I'm just a high school senior who noticed that the derivative has a general formula that we all know is,
$\frac{f(x+h)-f(x)}{h}$
but that there is no general formula (at least I haven't heard of it yet) for the integral of a function.
I know I cannot simply just take the inverse of the difference quotient.
Is it impossible to generalize a formula for the integral?

2. Nov 14, 2012

### micromass

Sure there is a formula for the integral of a function.

For example, let $f:[a,b]\rightarrow \mathbb{R}$, then we can write (if the integral exists)

$$\int_a^b fdx=\lim_{n\rightarrow +\infty} \left[\sum_{k=1}^n f\left(a+k\frac{b-a}{n}\right)\frac{b-a}{n}\right]$$

This is a possible formula for the integral. Of course, there are some issues, for example, I partitioned [a,b] in a certain way and I let f act on the partition in a certain way. It must be clarified that these choice don't matter (and for which functions they don't matter!). But all in all, this formula can be used for most functions.

3. Nov 14, 2012

### Vodkacannon

Interesting. I had never seen that before. I can see why you're using a summation operator because integration is just, in geometric terms, summing up infinitsimaly small parts to make a whole.

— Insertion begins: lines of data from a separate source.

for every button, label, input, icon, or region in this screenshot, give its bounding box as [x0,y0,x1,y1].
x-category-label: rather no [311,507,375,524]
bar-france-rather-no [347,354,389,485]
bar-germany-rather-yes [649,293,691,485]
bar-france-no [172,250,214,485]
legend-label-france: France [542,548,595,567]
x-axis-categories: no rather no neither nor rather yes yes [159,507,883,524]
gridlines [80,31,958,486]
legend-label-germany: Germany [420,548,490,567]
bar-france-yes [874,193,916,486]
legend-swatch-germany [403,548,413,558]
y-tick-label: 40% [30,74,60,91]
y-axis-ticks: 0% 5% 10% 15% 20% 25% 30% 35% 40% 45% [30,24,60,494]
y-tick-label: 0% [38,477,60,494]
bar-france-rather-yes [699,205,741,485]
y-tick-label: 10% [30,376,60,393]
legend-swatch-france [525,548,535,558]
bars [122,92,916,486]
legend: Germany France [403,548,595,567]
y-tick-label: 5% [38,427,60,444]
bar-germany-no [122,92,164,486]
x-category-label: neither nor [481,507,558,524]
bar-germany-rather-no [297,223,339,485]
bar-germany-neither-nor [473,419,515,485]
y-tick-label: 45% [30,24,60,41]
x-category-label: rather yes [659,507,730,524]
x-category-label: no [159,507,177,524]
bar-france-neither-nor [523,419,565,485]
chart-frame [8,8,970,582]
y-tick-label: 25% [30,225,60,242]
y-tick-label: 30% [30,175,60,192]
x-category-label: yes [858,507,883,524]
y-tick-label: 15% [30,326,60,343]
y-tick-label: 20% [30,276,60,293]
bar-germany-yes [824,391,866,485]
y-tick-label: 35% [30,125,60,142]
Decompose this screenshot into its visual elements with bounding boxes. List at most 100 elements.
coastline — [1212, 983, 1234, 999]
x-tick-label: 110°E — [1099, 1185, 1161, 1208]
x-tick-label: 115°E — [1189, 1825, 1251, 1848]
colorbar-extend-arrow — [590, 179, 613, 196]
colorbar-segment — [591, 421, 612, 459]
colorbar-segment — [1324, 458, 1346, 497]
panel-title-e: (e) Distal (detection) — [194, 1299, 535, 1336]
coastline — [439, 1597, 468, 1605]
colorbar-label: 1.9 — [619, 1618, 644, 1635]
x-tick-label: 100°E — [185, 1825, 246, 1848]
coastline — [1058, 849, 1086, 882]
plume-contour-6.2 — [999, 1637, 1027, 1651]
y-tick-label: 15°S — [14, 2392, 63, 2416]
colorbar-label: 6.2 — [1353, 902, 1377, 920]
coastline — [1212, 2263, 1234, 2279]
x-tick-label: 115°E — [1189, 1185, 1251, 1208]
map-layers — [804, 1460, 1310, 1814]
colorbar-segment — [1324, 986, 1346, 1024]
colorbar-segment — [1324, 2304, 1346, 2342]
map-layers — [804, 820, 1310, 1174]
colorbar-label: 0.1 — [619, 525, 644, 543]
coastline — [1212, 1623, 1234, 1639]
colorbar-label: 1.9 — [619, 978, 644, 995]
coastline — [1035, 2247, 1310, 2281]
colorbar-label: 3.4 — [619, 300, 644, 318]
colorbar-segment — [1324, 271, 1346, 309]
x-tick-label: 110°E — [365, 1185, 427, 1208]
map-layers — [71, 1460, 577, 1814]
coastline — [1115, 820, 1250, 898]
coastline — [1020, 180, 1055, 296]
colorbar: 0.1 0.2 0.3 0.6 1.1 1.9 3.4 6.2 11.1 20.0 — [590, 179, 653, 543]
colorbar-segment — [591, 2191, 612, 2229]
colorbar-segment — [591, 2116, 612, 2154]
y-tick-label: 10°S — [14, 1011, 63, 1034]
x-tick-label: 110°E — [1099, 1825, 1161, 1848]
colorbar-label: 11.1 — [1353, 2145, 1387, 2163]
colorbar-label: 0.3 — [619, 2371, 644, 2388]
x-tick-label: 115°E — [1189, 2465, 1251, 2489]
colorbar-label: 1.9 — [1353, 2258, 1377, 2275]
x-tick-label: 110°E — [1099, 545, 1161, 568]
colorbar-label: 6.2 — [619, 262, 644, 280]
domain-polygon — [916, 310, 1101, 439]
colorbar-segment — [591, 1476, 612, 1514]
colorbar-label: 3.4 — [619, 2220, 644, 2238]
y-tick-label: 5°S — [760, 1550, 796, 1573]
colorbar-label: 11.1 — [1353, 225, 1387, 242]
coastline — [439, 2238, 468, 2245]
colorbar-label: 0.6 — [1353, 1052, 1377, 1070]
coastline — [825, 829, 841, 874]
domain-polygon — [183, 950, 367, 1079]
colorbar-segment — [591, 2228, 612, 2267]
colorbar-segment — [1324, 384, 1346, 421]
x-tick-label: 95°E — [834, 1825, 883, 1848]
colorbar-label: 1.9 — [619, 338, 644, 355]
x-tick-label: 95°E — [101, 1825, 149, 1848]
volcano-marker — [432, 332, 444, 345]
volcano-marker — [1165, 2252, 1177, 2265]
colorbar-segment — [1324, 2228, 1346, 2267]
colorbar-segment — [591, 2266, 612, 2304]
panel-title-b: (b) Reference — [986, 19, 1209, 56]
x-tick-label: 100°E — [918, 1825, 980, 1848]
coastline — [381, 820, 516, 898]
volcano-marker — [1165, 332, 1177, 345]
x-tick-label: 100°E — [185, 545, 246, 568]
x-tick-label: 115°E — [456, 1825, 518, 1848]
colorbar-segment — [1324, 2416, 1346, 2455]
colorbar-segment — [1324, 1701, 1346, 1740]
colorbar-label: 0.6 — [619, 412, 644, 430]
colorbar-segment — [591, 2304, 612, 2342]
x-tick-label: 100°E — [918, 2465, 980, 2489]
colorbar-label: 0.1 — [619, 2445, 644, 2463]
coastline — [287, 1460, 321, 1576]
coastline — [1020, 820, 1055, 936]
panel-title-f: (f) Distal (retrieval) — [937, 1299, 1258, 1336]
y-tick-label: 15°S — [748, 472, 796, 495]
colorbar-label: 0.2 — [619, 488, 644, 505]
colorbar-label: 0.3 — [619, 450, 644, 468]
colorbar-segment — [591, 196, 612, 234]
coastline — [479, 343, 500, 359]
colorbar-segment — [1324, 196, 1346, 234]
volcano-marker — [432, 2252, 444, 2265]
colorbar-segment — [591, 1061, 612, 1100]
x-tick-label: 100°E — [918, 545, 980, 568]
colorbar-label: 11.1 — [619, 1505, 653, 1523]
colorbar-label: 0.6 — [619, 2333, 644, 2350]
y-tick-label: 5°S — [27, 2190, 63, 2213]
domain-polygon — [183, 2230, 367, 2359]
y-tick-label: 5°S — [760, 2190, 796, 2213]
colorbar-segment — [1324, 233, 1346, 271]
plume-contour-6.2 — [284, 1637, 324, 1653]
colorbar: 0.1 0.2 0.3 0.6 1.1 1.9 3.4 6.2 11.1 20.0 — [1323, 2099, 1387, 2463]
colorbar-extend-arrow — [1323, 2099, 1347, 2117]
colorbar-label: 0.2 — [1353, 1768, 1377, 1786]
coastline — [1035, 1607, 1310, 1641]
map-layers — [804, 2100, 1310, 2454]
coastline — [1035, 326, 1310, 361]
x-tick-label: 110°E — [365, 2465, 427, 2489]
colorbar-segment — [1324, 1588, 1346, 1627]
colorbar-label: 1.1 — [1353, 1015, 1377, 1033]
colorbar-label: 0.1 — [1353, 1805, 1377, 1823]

Thanks. That was a fast reply.

So I don't start another thread, may I ask if you were to compose the functions of the integral and derivative of a function, f(g(x)) or g(f(x)), you should receive the origional function right?
If this is true then this is one way to proove that integration and derivation are inverses.

Last edited: Nov 14, 2012
4. Nov 15, 2012

### Staff: Mentor

This is in part what the Fundamental Theorem of Calculus says, that differentiation and integration are essentially inverse processes (not inverse functions - these processes operate on functions). One part of this theorem says
$$\frac{d}{dx} \int_a^x f(t)~dt = f(x)$$
There's some fine print about the continuity of f and such, but the punch line is as above.